Nonabelian embedding tensors

TL;DR

This paper introduces the concept of nonabelian embedding tensors and their algebraic structures, providing a framework for understanding their deformations and cohomology in a generalized algebraic context.

Contribution

It defines nonabelian embedding tensors, introduces Leibniz-Lie algebras as their underlying structure, and constructs a differential graded Lie algebra governing their deformations.

Findings

Defined nonabelian embedding tensors and Leibniz-Lie algebras.

Constructed a differential graded Lie algebra for deformations.

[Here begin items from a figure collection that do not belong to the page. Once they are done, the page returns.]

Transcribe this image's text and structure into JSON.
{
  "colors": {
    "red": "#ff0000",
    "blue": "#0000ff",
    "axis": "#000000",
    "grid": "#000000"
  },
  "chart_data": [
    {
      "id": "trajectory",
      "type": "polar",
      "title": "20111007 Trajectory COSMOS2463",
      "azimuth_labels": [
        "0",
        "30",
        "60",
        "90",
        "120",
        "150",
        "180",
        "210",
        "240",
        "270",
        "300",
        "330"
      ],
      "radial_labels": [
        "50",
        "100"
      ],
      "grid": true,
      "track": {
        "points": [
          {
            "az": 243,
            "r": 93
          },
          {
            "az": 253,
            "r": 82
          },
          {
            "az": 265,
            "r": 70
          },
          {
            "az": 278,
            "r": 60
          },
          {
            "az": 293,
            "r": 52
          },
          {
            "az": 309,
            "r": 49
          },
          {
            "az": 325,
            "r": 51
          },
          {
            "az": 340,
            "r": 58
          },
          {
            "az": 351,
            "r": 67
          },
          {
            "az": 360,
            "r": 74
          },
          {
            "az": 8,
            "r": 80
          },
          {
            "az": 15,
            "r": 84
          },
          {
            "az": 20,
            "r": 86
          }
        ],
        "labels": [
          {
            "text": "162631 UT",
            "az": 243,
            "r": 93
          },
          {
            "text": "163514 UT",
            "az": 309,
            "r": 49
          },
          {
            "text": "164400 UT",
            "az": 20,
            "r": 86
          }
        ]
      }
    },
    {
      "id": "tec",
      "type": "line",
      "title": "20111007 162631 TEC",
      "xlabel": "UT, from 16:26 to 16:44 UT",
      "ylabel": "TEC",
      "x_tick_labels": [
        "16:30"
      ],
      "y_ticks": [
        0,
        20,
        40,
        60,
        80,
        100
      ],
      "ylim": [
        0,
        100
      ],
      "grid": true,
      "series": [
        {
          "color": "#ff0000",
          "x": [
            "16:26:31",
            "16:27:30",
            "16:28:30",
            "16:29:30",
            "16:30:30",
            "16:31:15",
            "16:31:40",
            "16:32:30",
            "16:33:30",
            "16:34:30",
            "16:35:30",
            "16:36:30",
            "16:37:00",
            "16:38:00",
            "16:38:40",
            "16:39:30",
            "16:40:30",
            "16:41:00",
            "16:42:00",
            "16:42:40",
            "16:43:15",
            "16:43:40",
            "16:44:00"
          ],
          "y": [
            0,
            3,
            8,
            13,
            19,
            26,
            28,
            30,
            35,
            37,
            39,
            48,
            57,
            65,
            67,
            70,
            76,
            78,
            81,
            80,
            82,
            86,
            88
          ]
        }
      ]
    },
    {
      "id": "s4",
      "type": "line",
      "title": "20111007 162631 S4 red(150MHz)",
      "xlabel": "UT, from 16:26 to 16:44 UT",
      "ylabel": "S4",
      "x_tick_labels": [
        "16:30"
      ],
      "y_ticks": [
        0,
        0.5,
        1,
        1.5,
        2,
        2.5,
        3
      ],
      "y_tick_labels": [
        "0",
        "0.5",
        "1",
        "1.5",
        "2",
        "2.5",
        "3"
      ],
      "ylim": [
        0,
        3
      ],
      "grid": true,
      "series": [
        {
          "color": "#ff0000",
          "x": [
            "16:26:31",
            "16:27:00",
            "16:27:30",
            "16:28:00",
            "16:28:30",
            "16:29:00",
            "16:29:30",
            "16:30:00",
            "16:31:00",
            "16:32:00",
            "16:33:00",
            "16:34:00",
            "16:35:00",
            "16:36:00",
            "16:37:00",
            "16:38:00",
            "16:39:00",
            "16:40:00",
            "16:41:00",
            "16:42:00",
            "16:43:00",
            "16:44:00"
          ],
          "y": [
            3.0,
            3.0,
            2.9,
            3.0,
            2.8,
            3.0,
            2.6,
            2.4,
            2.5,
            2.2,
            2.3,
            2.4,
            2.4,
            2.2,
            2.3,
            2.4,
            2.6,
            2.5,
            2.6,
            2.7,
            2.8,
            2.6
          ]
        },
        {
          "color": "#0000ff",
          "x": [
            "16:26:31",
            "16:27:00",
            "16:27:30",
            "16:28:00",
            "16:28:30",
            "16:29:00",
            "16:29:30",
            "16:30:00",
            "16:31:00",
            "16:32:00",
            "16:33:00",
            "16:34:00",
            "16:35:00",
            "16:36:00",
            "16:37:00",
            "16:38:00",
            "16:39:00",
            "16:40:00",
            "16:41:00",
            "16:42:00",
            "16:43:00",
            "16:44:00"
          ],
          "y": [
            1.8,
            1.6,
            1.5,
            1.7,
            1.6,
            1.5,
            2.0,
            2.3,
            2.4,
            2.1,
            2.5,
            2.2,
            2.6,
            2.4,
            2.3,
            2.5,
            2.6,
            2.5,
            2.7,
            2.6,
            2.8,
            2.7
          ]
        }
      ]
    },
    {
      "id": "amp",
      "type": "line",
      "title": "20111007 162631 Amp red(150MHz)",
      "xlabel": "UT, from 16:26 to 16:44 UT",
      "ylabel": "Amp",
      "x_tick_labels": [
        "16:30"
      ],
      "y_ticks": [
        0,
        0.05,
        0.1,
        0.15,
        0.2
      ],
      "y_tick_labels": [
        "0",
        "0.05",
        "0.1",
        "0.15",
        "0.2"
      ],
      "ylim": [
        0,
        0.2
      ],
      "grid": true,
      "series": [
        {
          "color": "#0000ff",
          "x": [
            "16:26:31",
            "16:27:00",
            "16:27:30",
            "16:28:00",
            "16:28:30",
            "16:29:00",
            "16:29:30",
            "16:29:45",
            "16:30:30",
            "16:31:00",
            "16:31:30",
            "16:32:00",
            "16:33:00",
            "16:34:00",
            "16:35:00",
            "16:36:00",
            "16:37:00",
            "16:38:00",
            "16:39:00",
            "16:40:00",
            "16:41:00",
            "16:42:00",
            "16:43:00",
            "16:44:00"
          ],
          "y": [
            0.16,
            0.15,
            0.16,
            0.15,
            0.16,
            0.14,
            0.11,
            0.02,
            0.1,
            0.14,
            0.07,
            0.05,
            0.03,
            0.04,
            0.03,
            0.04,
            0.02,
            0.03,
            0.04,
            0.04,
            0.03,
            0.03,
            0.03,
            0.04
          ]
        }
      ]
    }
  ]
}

Characterized linear deformations via second cohomology group.

Abstract

In this paper, first we introduce the notion of a nonabelian embedding tensor, which is a nonabelian generalization of an embedding tensor. Then we introduce the notion of a Leibniz-Lie algebra, which is the underlying algebraic structure of a nonabelian embedding tensor, and can also be viewed as a nonabelian generalization of a Leibniz algebra. Next using the derived bracket, we construct a differential graded Lie algebra, whose Maurer-Cartan elements are exactly nonabelian embedding tensors. Consequently, we obtain the differential graded Lie algebra that governs deformations of a nonabelian embedding tensor. Finally, we define the cohomology of a nonabelian embedding tensor and use the second cohomology group to characterize linear deformations.